Évidemment, la résistance s’organise. Mark Shuttleworth est le géniteur d’Ubuntu [1], le système d’exploitation d’ordinateur qui est en passe de révolutionner le monde de l’informatique. Si vous n’en avez pas encore entendu parler, cela ne saurait tarder : Dell vient de s’associer à Ubuntu, en raison de la demande croissante d’ordinateurs vendus avec une distribution gnu/linux préinstallée. Bientôt, en se promenant dans les rayons informatiques, à côté des Windows Vista, trôneront quelques ordinateurs intégrant Ubuntu. Si chaque système d’exploitation a pour but de vous permettre de tirer le meilleur de votre ordinateur, en choisir l’un des deux va se trouver être un choix de vie personnel, puisque rappelons que Vista intègre la gestion des DRM, et Ubuntu pas.

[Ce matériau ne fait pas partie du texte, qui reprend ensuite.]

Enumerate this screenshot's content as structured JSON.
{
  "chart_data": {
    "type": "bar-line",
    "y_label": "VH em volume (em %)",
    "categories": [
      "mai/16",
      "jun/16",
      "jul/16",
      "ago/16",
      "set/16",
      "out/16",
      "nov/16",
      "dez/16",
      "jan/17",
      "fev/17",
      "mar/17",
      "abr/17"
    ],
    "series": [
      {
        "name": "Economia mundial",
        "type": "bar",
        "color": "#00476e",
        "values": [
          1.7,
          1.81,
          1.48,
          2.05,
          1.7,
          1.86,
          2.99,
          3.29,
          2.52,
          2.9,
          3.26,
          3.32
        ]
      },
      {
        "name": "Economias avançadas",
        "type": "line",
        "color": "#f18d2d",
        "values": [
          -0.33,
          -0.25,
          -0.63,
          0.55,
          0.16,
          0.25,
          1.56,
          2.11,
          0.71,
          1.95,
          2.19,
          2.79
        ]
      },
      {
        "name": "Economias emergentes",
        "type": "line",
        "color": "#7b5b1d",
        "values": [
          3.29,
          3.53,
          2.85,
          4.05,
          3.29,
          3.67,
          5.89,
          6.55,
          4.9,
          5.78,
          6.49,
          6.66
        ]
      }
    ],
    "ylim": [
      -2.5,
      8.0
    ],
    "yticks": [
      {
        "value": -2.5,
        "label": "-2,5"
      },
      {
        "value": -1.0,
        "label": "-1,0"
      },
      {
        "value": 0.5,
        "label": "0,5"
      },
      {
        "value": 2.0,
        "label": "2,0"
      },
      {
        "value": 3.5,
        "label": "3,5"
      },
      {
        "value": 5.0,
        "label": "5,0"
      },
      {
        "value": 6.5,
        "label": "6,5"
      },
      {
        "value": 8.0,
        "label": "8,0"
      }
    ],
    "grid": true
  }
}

Mark Shuttleworth, précurseur devant l’éternel, est par essence opposé aux DRM : en effet, la piste empruntée par le système d’exploitation Ubuntu, y est radicalement opposée. Ubuntu, comme toutes les distributions gnu/linux, est open source, c’est à dire que les lignes de codes, soit ce qui est sous le capot des logiciel, peut être librement consulté, amélioré, échangé, etc. Et très souvent – roulement de tambour – l’open source est gratuit. C’est le cas d’Ubuntu, qui ne coûte rien, sauf si vous êtes une entreprise et que vous souhaitez bénéficier d’un support d’installation ou de maintenance. Ce service là se paie. C’est le modèle économique choisit par Canonical, l’entreprise de Shuttleworth, et bien qu’ayant visité l’espace en qualité d’astronaute, Shuttleworth n’en est pas pour autant dans la lune : son entreprise popularise un système d’exploitation perçu comme trop complexe pour monsieur et madame tout le monde jusque-là, et les alliances conclues avec des partenaires s’accumulent comme autant de trophées que personne n’aurait honte d’afficher au-dessus de la cheminée.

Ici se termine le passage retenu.